What is the Eumelanin Human Skin Colour scale?
According to the BAD, the newly introduced Eumelanin Human Skin Colour Scale – named after the most common pigment found in the skin – is a 5-point scale that can be used to describe the full spectrum of possible human skin colours.
The scale uses a measurement called the melanin index and is calculated by measuring the varying amount of light reflected from the skin. Lighter skin reflects more light and darker skin reflects less. Using this understanding, the researchers created five skin type sections: Eumelanin Intermediate High (darker skin types) through to Eumelanin Low (lighter skin types).
While the Eumelanin Human Skin Colour Scale has fewer “types” than the Fitzpatrick system, the measuring process is more accurate, measuring the reflection of light rather than how much pigment your skin has and how it reacts on exposure to sunlight.
However, says Dr Dadzie: “It’s important that we emphasise that this is not a replacement for talking about ethnicity or any other characteristic where ethnicity is the relevant factor. Skin colour should not be used as a euphemism for this, and vice-versa.”
This new scale provides an alternative, more inclusive addition to the clinic-based toolkit, which is something that Dr Ejikeme says “will hopefully allow for more relevant and accurate language when describing skin tones and the response that skin will have to different products and treatments”.
Dr Ejikeme says that this is a crucial step: “It’s something that in my many roles I have advocated for constantly. Accurate care has an undeniably positive impact on health, be that skin health, skin concerns or medical treatments.”
On the frontline in clinics, NHS doctor and skin specialist Dr Kemi Fabusiwa says: “This new scale feels like a real way to cement the hard work and industry change skin health experts have been advocating for years.”
According to Dr Fabusiwa: “Studies show that Black patients experience greater satisfaction with their overall care when treated by clinicians who are from a similar background or have been noticeably trained in skin-of-colour specific training modules.

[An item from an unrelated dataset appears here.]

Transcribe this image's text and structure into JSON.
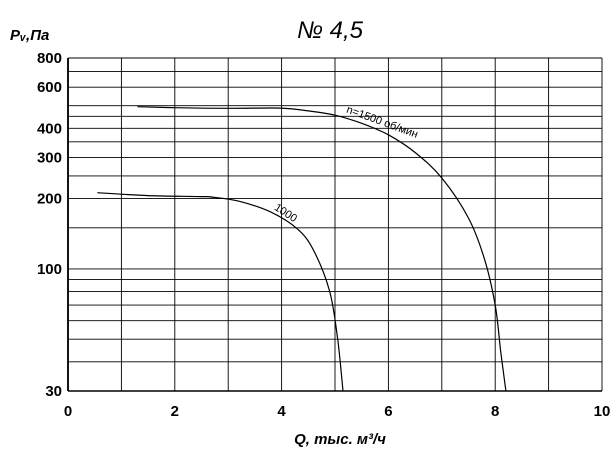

With the new, more equitable Eumelanin Human Skin Colour Scale, there’s a real potential to reduce colour bias across the field.”
Now, as we enter a new normal alongside coronavirus, there’s even more attention on how to dismantle structural and racial inequality. “There is and continues to be a huge focus in the dermatological world on diversity, equity and greater representation of Black doctors. This comes alongside a global push for more diverse images of skin of colour being distributed throughout medical audiences. I believe the introduction of the Eumelanin Human Skin Colour Scale into clinics will help to continue to push the dial forward until there is, one day, total equity.”